Échec à sa sortie en 1966, Seconds de John Frankenheimer ressort en salle ce mercredi 16 juillet. Avis aux nombreux fans de Fincher et autres formalistes contemporains, certaines de leurs racines se trouvent dans cet extraordinaire film, somme et prophétie d’un cinéma mutant à tous les sens du terme.
The Mandchurian Candidate, film plus connu, était déjà un très bel exemple d’une modernité bien américaine, Seconds poursuit la déconstruction en inscrivant une virtuosité formelle dans des thématiques chères à ce cinéma du nouvel Hollywood alors en train de naître, à savoir la paranoïa, le complot et la perte de repères dans un monde de plus en plus opaque.
Attaquer le regard, c’est bien le programme de Seconds. Attaquer le regard du spectateur en instaurant ce pacte aberrant, faisant se transformer un vieux John Randolph insignifiant en une jeune star séduisante : Rock Hudson, et donc attaquer le regard du personnage sur lui-même. Premier coup de poing qu’il faut encaisser pour que le film puisse continuer. La deuxième attaque vient de la forme : la première séquence, moment paranoïaque anthologique, impose à la narration une représentation tordue, des cadrages impossibles, rendant toute transparence impossible, tant la pression faite sur le récit est forte.

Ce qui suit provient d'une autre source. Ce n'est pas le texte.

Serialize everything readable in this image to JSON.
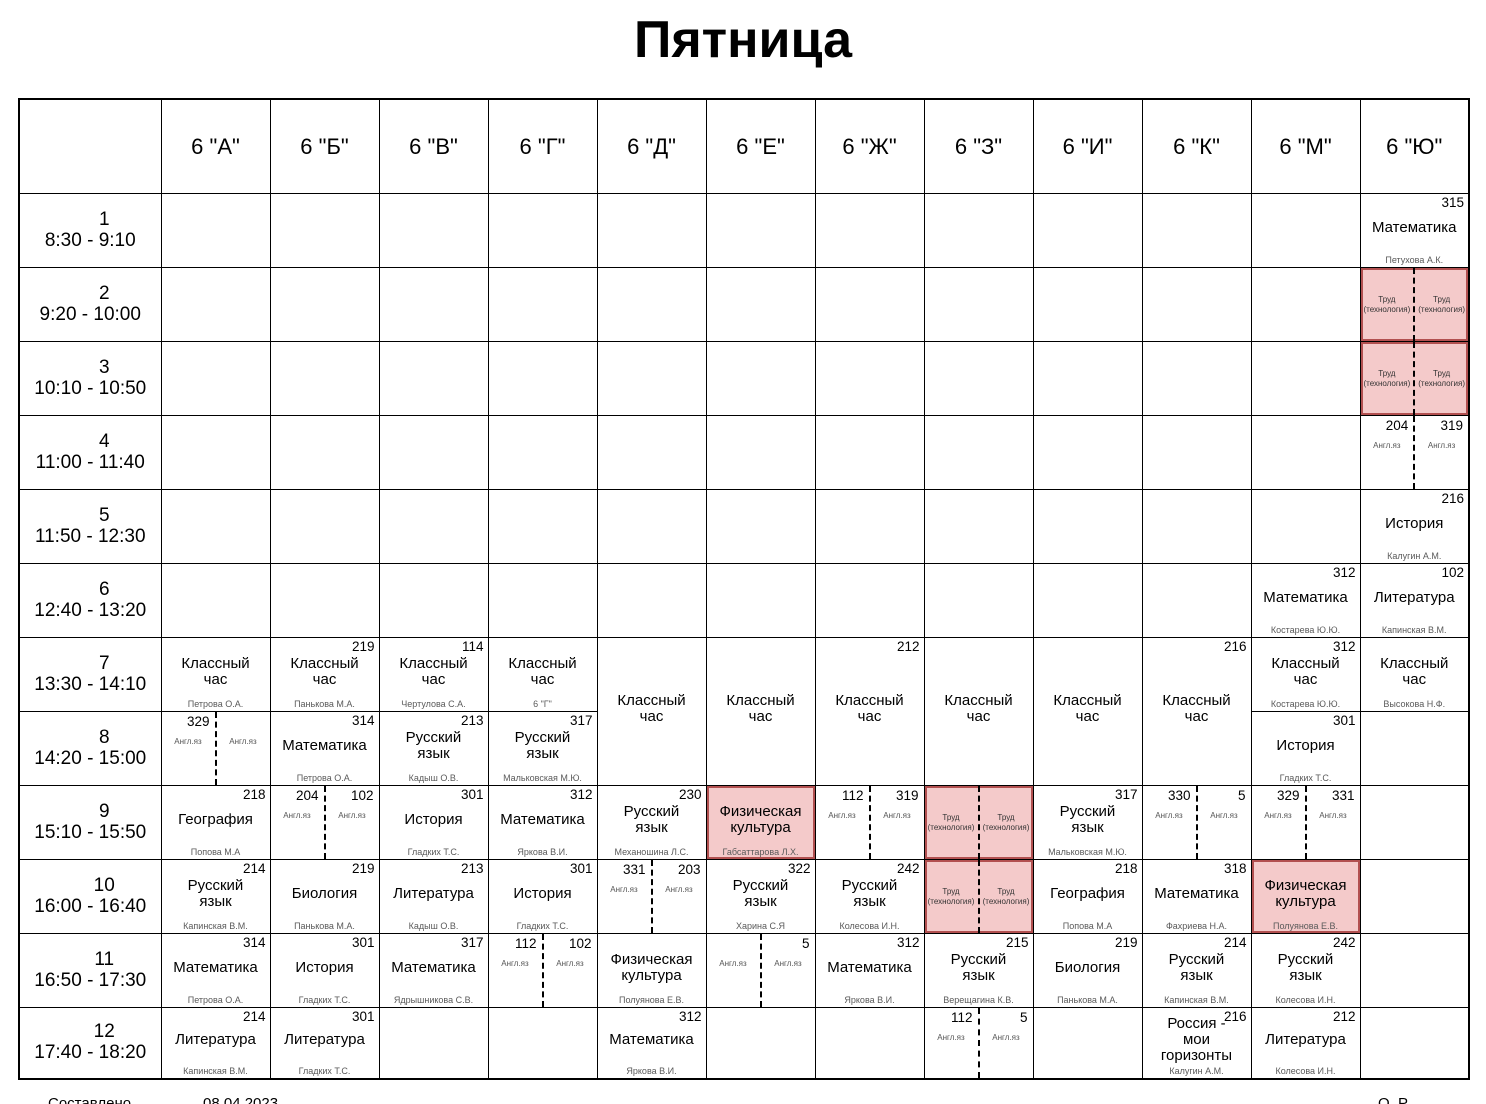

Cette première scène à la gare nous indique une première chose, nous ne sommes plus amenés à regarder ce lieu comme n’importe quel autre, comme avec un regard routinier et cet homme n’est pas un simple personnage lançant le film dans sa narration. Il est le support d’un œil distordu, celui du générique de Saul Bass, qui se déforme jusqu’à l’abstraction. La mise en scène trahit le réel alors anodin, une gare, un homme, un train, tout cela est observé par un regard nouveau. Si l’œil coupé en deux de Bunuel faisait table rase, cet œil-ci se décale légèrement, décadre le visage, enfle l’espace… La réalité est inquiète.

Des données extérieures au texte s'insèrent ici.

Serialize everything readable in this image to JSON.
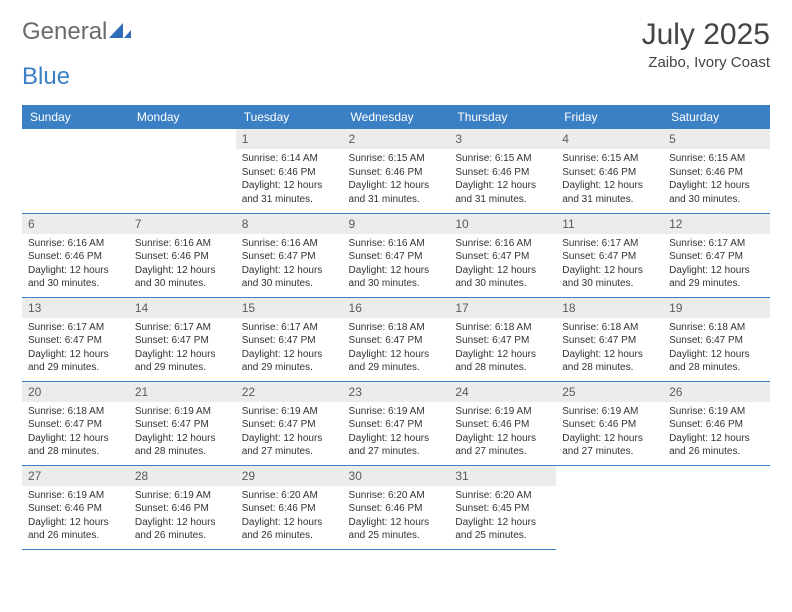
{
  "brand": {
    "part1": "General",
    "part2": "Blue"
  },
  "title": "July 2025",
  "location": "Zaibo, Ivory Coast",
  "colors": {
    "header_bg": "#3b7fc4",
    "header_text": "#ffffff",
    "daynum_bg": "#ececec",
    "daynum_text": "#5a5a5a",
    "body_text": "#333333",
    "rule": "#3b7fc4",
    "logo_gray": "#6b6b6b",
    "logo_blue": "#3b7fc4",
    "page_bg": "#ffffff"
  },
  "weekdays": [
    "Sunday",
    "Monday",
    "Tuesday",
    "Wednesday",
    "Thursday",
    "Friday",
    "Saturday"
  ],
  "weeks": [
    [
      null,
      null,
      {
        "n": "1",
        "sr": "Sunrise: 6:14 AM",
        "ss": "Sunset: 6:46 PM",
        "dl": "Daylight: 12 hours and 31 minutes."
      },
      {
        "n": "2",
        "sr": "Sunrise: 6:15 AM",
        "ss": "Sunset: 6:46 PM",
        "dl": "Daylight: 12 hours and 31 minutes."
      },
      {
        "n": "3",
        "sr": "Sunrise: 6:15 AM",
        "ss": "Sunset: 6:46 PM",
        "dl": "Daylight: 12 hours and 31 minutes."
      },
      {
        "n": "4",
        "sr": "Sunrise: 6:15 AM",
        "ss": "Sunset: 6:46 PM",
        "dl": "Daylight: 12 hours and 31 minutes."
      },
      {
        "n": "5",
        "sr": "Sunrise: 6:15 AM",
        "ss": "Sunset: 6:46 PM",
        "dl": "Daylight: 12 hours and 30 minutes."
      }
    ],
    [
      {
        "n": "6",
        "sr": "Sunrise: 6:16 AM",
        "ss": "Sunset: 6:46 PM",
        "dl": "Daylight: 12 hours and 30 minutes."
      },
      {
        "n": "7",
        "sr": "Sunrise: 6:16 AM",
        "ss": "Sunset: 6:46 PM",
        "dl": "Daylight: 12 hours and 30 minutes."
      },
      {
        "n": "8",
        "sr": "Sunrise: 6:16 AM",
        "ss": "Sunset: 6:47 PM",
        "dl": "Daylight: 12 hours and 30 minutes."
      },
      {
        "n": "9",
        "sr": "Sunrise: 6:16 AM",
        "ss": "Sunset: 6:47 PM",
        "dl": "Daylight: 12 hours and 30 minutes."
      },
      {
        "n": "10",
        "sr": "Sunrise: 6:16 AM",
        "ss": "Sunset: 6:47 PM",
        "dl": "Daylight: 12 hours and 30 minutes."
      },
      {
        "n": "11",
        "sr": "Sunrise: 6:17 AM",
        "ss": "Sunset: 6:47 PM",
        "dl": "Daylight: 12 hours and 30 minutes."
      },
      {
        "n": "12",
        "sr": "Sunrise: 6:17 AM",
        "ss": "Sunset: 6:47 PM",
        "dl": "Daylight: 12 hours and 29 minutes."
      }
    ],
    [
      {
        "n": "13",
        "sr": "Sunrise: 6:17 AM",
        "ss": "Sunset: 6:47 PM",
        "dl": "Daylight: 12 hours and 29 minutes."
      },
      {
        "n": "14",
        "sr": "Sunrise: 6:17 AM",
        "ss": "Sunset: 6:47 PM",
        "dl": "Daylight: 12 hours and 29 minutes."
      },
      {
        "n": "15",
        "sr": "Sunrise: 6:17 AM",
        "ss": "Sunset: 6:47 PM",
        "dl": "Daylight: 12 hours and 29 minutes."
      },
      {
        "n": "16",
        "sr": "Sunrise: 6:18 AM",
        "ss": "Sunset: 6:47 PM",
        "dl": "Daylight: 12 hours and 29 minutes."
      },
      {
        "n": "17",
        "sr": "Sunrise: 6:18 AM",
        "ss": "Sunset: 6:47 PM",
        "dl": "Daylight: 12 hours and 28 minutes."
      },
      {
        "n": "18",
        "sr": "Sunrise: 6:18 AM",
        "ss": "Sunset: 6:47 PM",
        "dl": "Daylight: 12 hours and 28 minutes."
      },
      {
        "n": "19",
        "sr": "Sunrise: 6:18 AM",
        "ss": "Sunset: 6:47 PM",
        "dl": "Daylight: 12 hours and 28 minutes."
      }
    ],
    [
      {
        "n": "20",
        "sr": "Sunrise: 6:18 AM",
        "ss": "Sunset: 6:47 PM",
        "dl": "Daylight: 12 hours and 28 minutes."
      },
      {
        "n": "21",
        "sr": "Sunrise: 6:19 AM",
        "ss": "Sunset: 6:47 PM",
        "dl": "Daylight: 12 hours and 28 minutes."
      },
      {
        "n": "22",
        "sr": "Sunrise: 6:19 AM",
        "ss": "Sunset: 6:47 PM",
        "dl": "Daylight: 12 hours and 27 minutes."
      },
      {
        "n": "23",
        "sr": "Sunrise: 6:19 AM",
        "ss": "Sunset: 6:47 PM",
        "dl": "Daylight: 12 hours and 27 minutes."
      },
      {
        "n": "24",
        "sr": "Sunrise: 6:19 AM",
        "ss": "Sunset: 6:46 PM",
        "dl": "Daylight: 12 hours and 27 minutes."
      },
      {
        "n": "25",
        "sr": "Sunrise: 6:19 AM",
        "ss": "Sunset: 6:46 PM",
        "dl": "Daylight: 12 hours and 27 minutes."
      },
      {
        "n": "26",
        "sr": "Sunrise: 6:19 AM",
        "ss": "Sunset: 6:46 PM",
        "dl": "Daylight: 12 hours and 26 minutes."
      }
    ],
    [
      {
        "n": "27",
        "sr": "Sunrise: 6:19 AM",
        "ss": "Sunset: 6:46 PM",
        "dl": "Daylight: 12 hours and 26 minutes."
      },
      {
        "n": "28",
        "sr": "Sunrise: 6:19 AM",
        "ss": "Sunset: 6:46 PM",
        "dl": "Daylight: 12 hours and 26 minutes."
      },
      {
        "n": "29",
        "sr": "Sunrise: 6:20 AM",
        "ss": "Sunset: 6:46 PM",
        "dl": "Daylight: 12 hours and 26 minutes."
      },
      {
        "n": "30",
        "sr": "Sunrise: 6:20 AM",
        "ss": "Sunset: 6:46 PM",
        "dl": "Daylight: 12 hours and 25 minutes."
      },
      {
        "n": "31",
        "sr": "Sunrise: 6:20 AM",
        "ss": "Sunset: 6:45 PM",
        "dl": "Daylight: 12 hours and 25 minutes."
      },
      null,
      null
    ]
  ]
}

Et le film continue de plonger, d’emmener son personnage d’incompréhensions en incompréhensions, l’abasourdit jusqu’à changer son visage et à faire accepter l’inacceptable au spectateur, l’œil devient fou.
Seconds oscille en permanence entre une extériorité, un au dessus du personnage dans lequel il serait emprisonné : un postulat aberrant, des séquences hallucinantes et hallucinatoires (la bacchanale…), un réel qui s’enfuit pour se faire constamment remplacer par de l’impossible, du visuel, de l’abstrait. Et une intériorité, donnant son humanité au personnage, qui se demande lui même dans quelle réalité il se trouve et par quoi sont dictés ses choix.
La vision de Rock Hudson, filmée en plan fixe, peignant tranquillement dans son salon, est peut être l’une des images les plus éloignées de celles de la séquence de la gare, dans laquelle il n’était que John Randolph, filmé en caméra embarquée, gros plan partiel du visage, images expérimentales faisant le grand écart avec la tentative de faire revenir un peu d’humanité dans le film et son fonctionnement formel et narratif. Reste à savoir jusqu’où cela peut aller, en 1966, chez Frankenheimer.